The six sections of the outline include a modification of the TARP and its oversight, foreclosure relief, clarification of the automobile manufacturers’ bailout, clarification of additional TARP uses, Hope for Homeowners (H4H) improvements and a home buyer stimulus. “It further requires that Treasury act promptly to permit the smaller community financial institutions that have been shut out so far to participate on the same terms as the large institutions that have already received funds,” the outline reads, in part.
Drilling down a bit, these are the things that caught my eye.
Naturally, mortgage modification gets the usual push. A minimum of $50 billion of future TARP money is to be directed towards mods. It’s a grab bag but does include establishing a program to pay down second mortgages which have been an impediment to modifications, increasing the loan to value ratio from 90% to 93% for borrowers with debt-to-income ratios over 31% and the Treasury’s sharing in the eventual proceeds from sale or refinance is to be eliminated.
As you can see, the program-a failure to date-is slowly having any pretense of rational mortgage underwriting stripped away. More risk is being assumed by the government and any recovery revenue foregone by eliminating the equity participation feature.
Frank’s outline also calls for the Treasury to “stimulate demand for home purchases and clear inventory of properties” by purchasing mortgages and mortgage backed securities in order to make loans more affordable. It is unclear if the current actions of the Fed in purchasing MBS satisfies this requirement or if, indeed, this is to be in addition to the Fed’s actions. Are we trying to blow up the balloon again?
The outline also calls on the Treasury to clarify the use of TARP funds for the automobile sector and other sectors of the economy. Among the other asset classes mentioned for clarification process are student and auto loans, commercial real estate loans and municipal securities. It’s unclear to me what clarification means but I am going to guess that it means make a case for using TARP money to intervene in these sectors of the economy and we (Congress) will put our stamp of approval on it.
So you can see the direction that the TARP funds are likely to go. Some of it is justifying the extra-legal actions the Bush administration has already taken while other parts are bringing in those that had lined up for a piece of the action.

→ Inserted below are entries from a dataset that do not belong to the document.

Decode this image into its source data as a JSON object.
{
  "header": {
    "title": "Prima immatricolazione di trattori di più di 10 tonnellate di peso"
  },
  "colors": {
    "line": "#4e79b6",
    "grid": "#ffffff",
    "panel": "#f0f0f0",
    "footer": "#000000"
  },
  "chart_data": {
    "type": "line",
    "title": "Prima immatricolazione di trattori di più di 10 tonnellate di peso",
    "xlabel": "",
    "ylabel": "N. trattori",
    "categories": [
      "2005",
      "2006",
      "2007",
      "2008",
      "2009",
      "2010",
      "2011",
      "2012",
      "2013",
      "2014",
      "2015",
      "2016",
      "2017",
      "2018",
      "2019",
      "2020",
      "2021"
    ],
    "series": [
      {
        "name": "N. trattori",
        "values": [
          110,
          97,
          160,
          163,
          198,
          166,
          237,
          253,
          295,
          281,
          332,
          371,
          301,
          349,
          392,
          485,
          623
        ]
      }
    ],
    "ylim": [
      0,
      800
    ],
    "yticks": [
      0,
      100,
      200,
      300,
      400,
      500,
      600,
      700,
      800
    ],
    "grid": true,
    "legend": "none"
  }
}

The commercial real estate guys and local government look likely to be cut in on the gravy.
All of this is going to be coming so fast and furiously over the next couple of weeks that the prospect of any meaningful debate and review is minimal. Expect the fine print and last minute amendments to this bill and others to provide some remarkable surprises as well. I don’t think this is going to be one of the Republic’s finer moments.